The SCIMS-NDB sample has slightly lower FIM motor scores and longer intervals between the injury date and admission to inpatient rehabilitation. NIDILRR selects SCIMS centers using competitive peer review that requires a demonstration of excellence in rehabilitation care, particularly for persons with complicated TSCI. Sample differences may reflect the larger referral networks of SCIMS centers and their capacity to provide tertiary rehabilitation.
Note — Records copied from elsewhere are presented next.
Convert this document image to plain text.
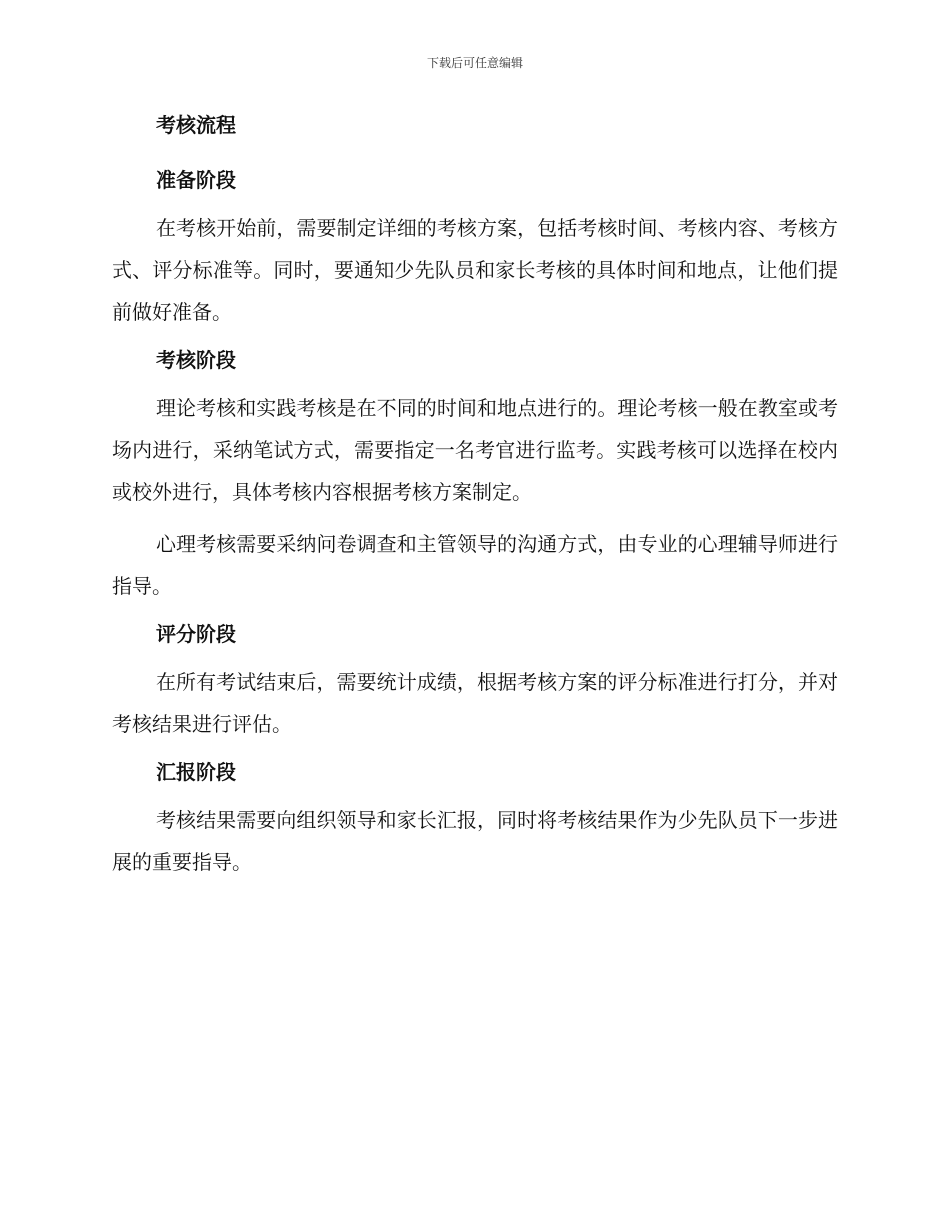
下载后可任意编辑
考核流程
准备阶段

在考核开始前，需要制定详细的考核方案，包括考核时间、考核内容、考核方式、评分标准等。同时，要通知少先队员和家长考核的具体时间和地点，让他们提前做好准备。

考核阶段

理论考核和实践考核是在不同的时间和地点进行的。理论考核一般在教室或考场内进行，采纳笔试方式，需要指定一名考官进行监考。实践考核可以选择在校内或校外进行，具体考核内容根据考核方案制定。

心理考核需要采纳问卷调查和主管领导的沟通方式，由专业的心理辅导师进行指导。

评分阶段

在所有考试结束后，需要统计成绩，根据考核方案的评分标准进行打分，并对考核结果进行评估。

汇报阶段

考核结果需要向组织领导和家长汇报，同时将考核结果作为少先队员下一步进展的重要指导。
Users of the SCIMS-NDB could adjust for the differences noted and more closely estimate characteristics of the US TSCI IRC population by using sample weights. Advanced weighting methodology such as iterative proportional fitting [24] can estimate weights for the SCIMS-NDB sample so that it aligns better with the characteristics of the TSCI IRC population. Such adjustment will only correct for discrepancies in the characteristics weighted and those strongly associated with them, but there is no guarantee that it will achieve equivalence in other clinical and demographic aspects.

Limitations

These results are subject to several limitations. The cases in the UDS-combined PRO/eRehabData do not comprise the entire population, as not all TSCI cases are reported to these two repositories; however it is estimated that more than 92% of all IRCs report data and these include the largest facilities, hence close to 100% of patients are likely reported. We do not know how well these data represent the TSCI IRC population outcomes after rehabilitation or how representative they are of all individuals who incur TSCI in the US, especially those who do not receive hospital-based inpatient rehabilitation (e.g., home care rehabilitation, nursing home rehabilitation, no rehabilitation, or death). The data used to assess the representativeness of the SCIMS-NDB are not without error. While we tried to exclude cases in the IRC population with diagnoses other than TSCI, we may have included some cases inadvertently. As with all administrative data, the UDS-PRO and eRehabData are subject to error and diagnostic judgment variations. Similarly, the SCIMS-NDB data are not error-free, despite extensive data verification. Both sources contain missing data, in particular for level and completeness of injury, making comparisons on these variables is somewhat tenuous. Furthermore, the classification of important and minor differences we used is arbitrary, though the TBI Model Systems set a precedent, which we adopted [16, 22]. Use of Cohen’s h to compare percentages results in similar conclusions when a threshold of 0.15 was considered meaningful. We have provided sufficient information in Table 3 for readers who wish to apply different criteria for the significance of distribution discrepancies; in so doing they may reach different conclusions. We examined aggregate data over an 11-year period; the distributions of demographic and injury characteristics may have changed after this period in either data set.

Conclusions

The SCIMS-NDB is a unique resource for addressing research questions that are important for people with TSCI, clinicians, researchers, and policymakers. The characteristics of the 2000–2010 SCIMS-NDB sample are similar to those of the larger US TSCI IRC population, with mostly minor or no differences; hence, research findings based on the SCIMS-NDB are largely representative of the US TSCI IRC population. Users of the SCIMS-NDB can apply statistical methodology, such as weighting, to adjust for the relatively younger age, smaller proportion of retired individuals, and larger proportion of employed individuals to increase generalizability.

Data archiving

All relevant data are within this manuscript and raw data are archived by the authors.